Mauvaise nouvelle pour les locataires: les proprios pourront toujours interdire les animaux de compagnie dans un appartement

Les animaux de compagnie pourront toujours être interdits sur les baux d’appartement, affirme la ministre Caroline Proulx, malgré un jugement rendu en faveur d’un locataire.
« Je rappelle à tous les propriétaires et tous les locataires qui, dans les prochaines semaines, vont signer un bail qu’il est permis d’inscrire […] l’interdiction d’avoir un animal au logement », a déclaré en chambre la ministre responsable de l’Habitation, mardi, en réponse aux questions de Québec solidaire.
Le gouvernement Legault souhaite ainsi conserver un « équilibre » entre les droits des locataires et ceux des propriétaires. « Les deux ont des droits », souligne Caroline Proulx.
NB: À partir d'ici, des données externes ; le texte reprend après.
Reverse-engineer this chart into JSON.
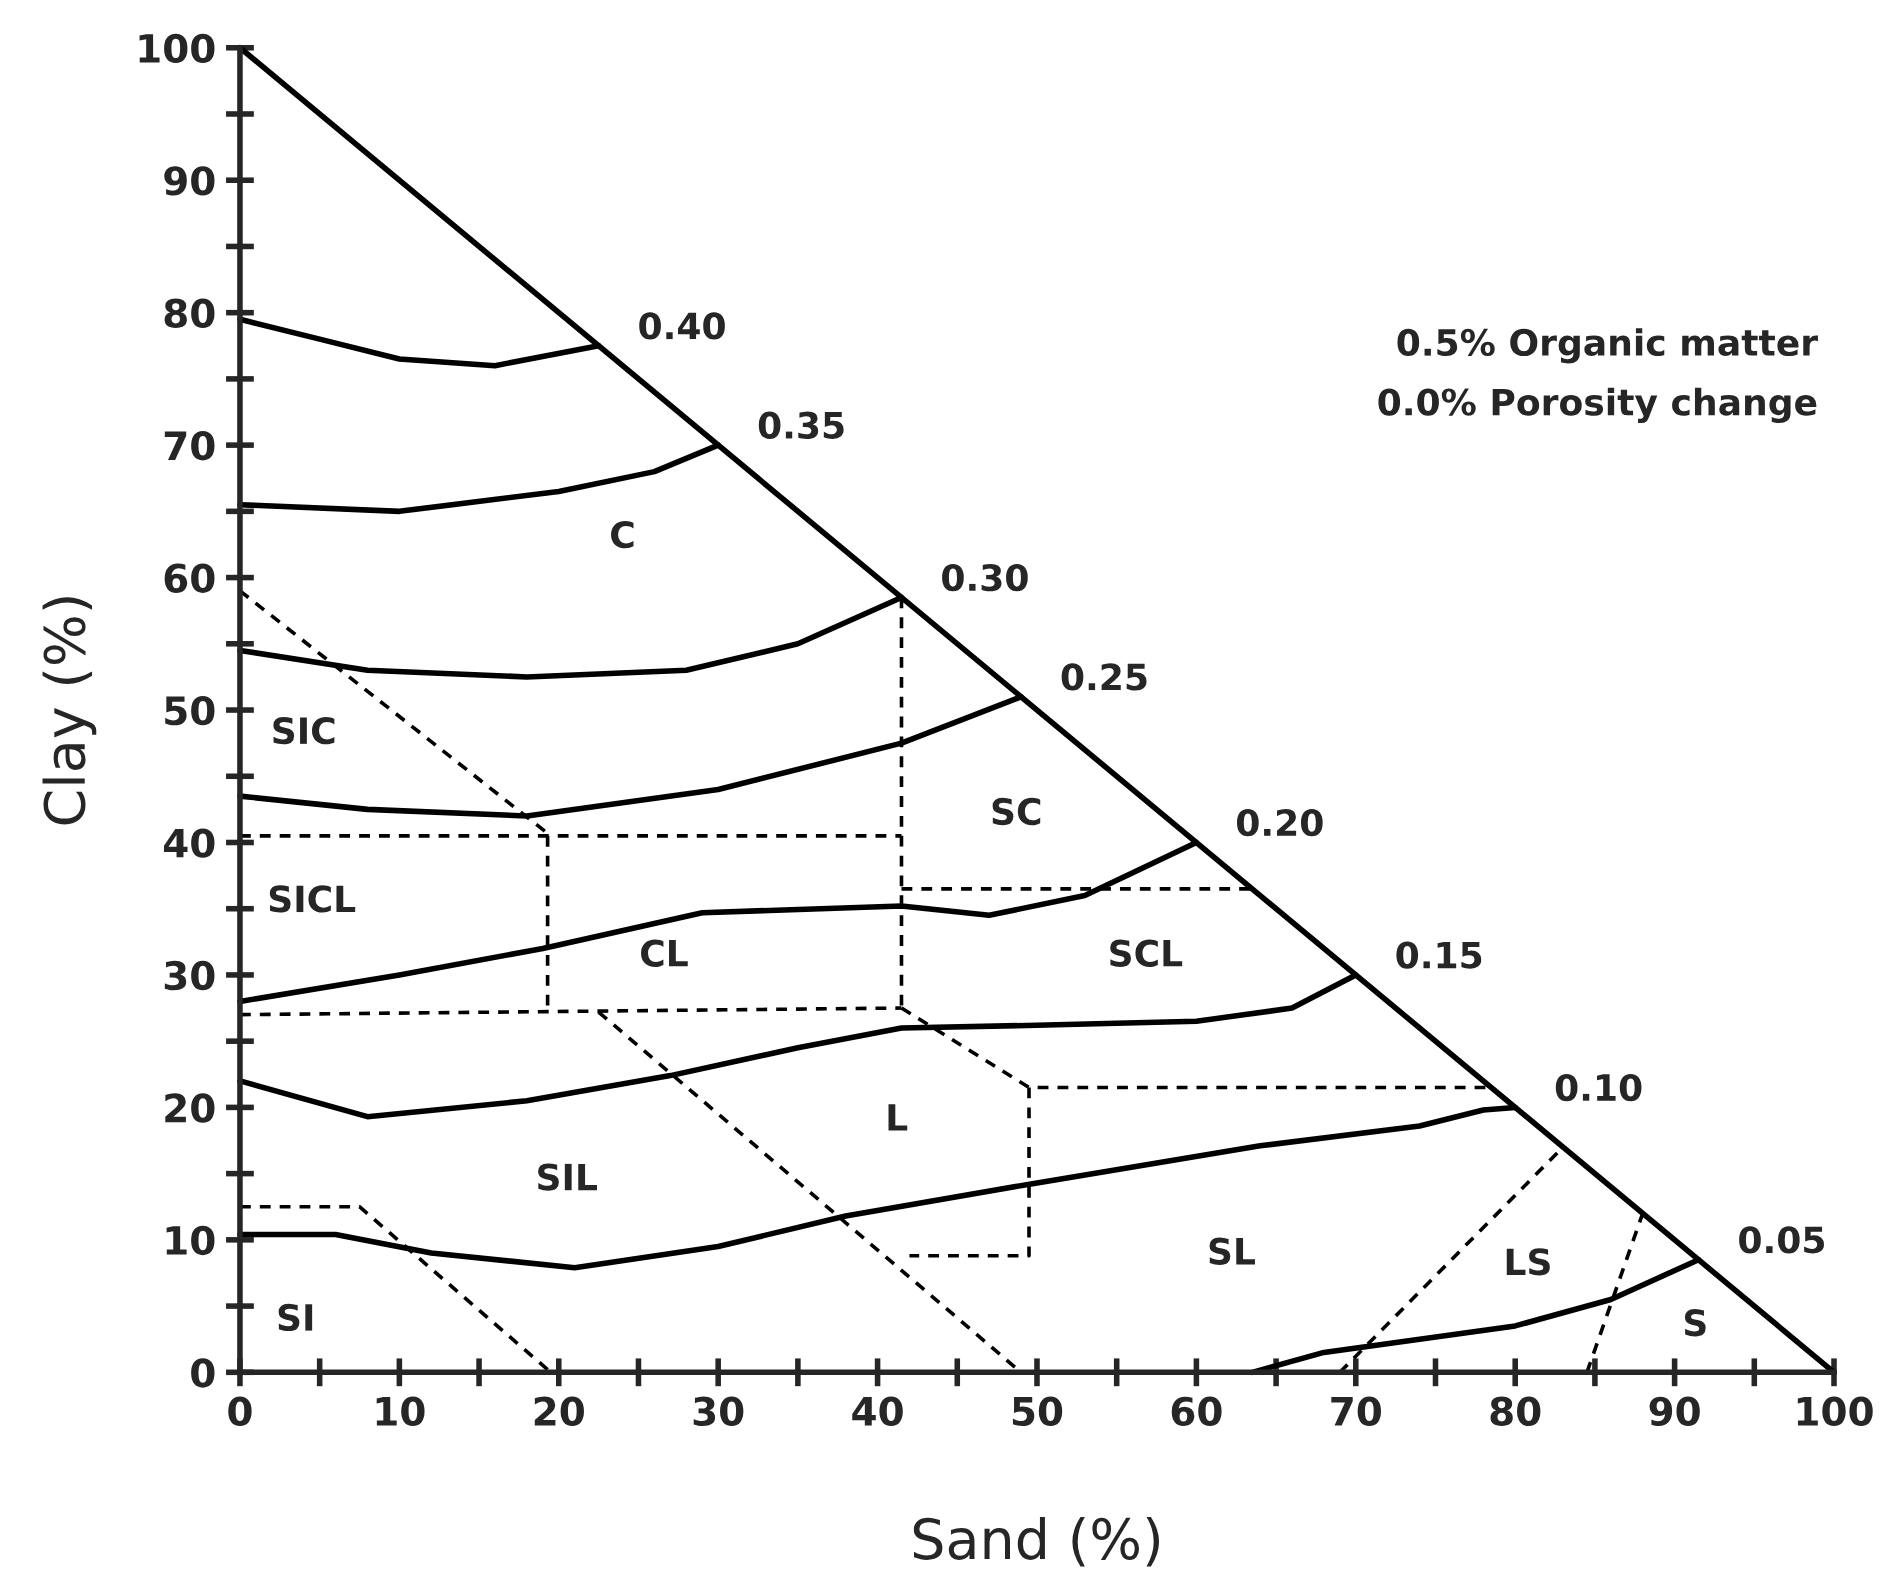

Le 12 mars dernier, le Tribunal administratif du logement a annulé la clause d’un bail résidentiel dans la cause de « M Desjardins » en affirmant que la disposition était « contraire à la Charte des droits et libertés de la personne » et en ajoutant que c’était « déraisonnable et abusif ».
À la SPCA de Montréal, on espérait que le jugement constituerait « une première brèche dans cette jurisprudence du tribunal sur la question des clauses antianimaux ».
Cas unique
Québec solidaire a saisi la balle au bond et a réclamé que le gouvernement fasse adopter son projet de loi déposé en 2023 afin de mettre fin à cette pratique.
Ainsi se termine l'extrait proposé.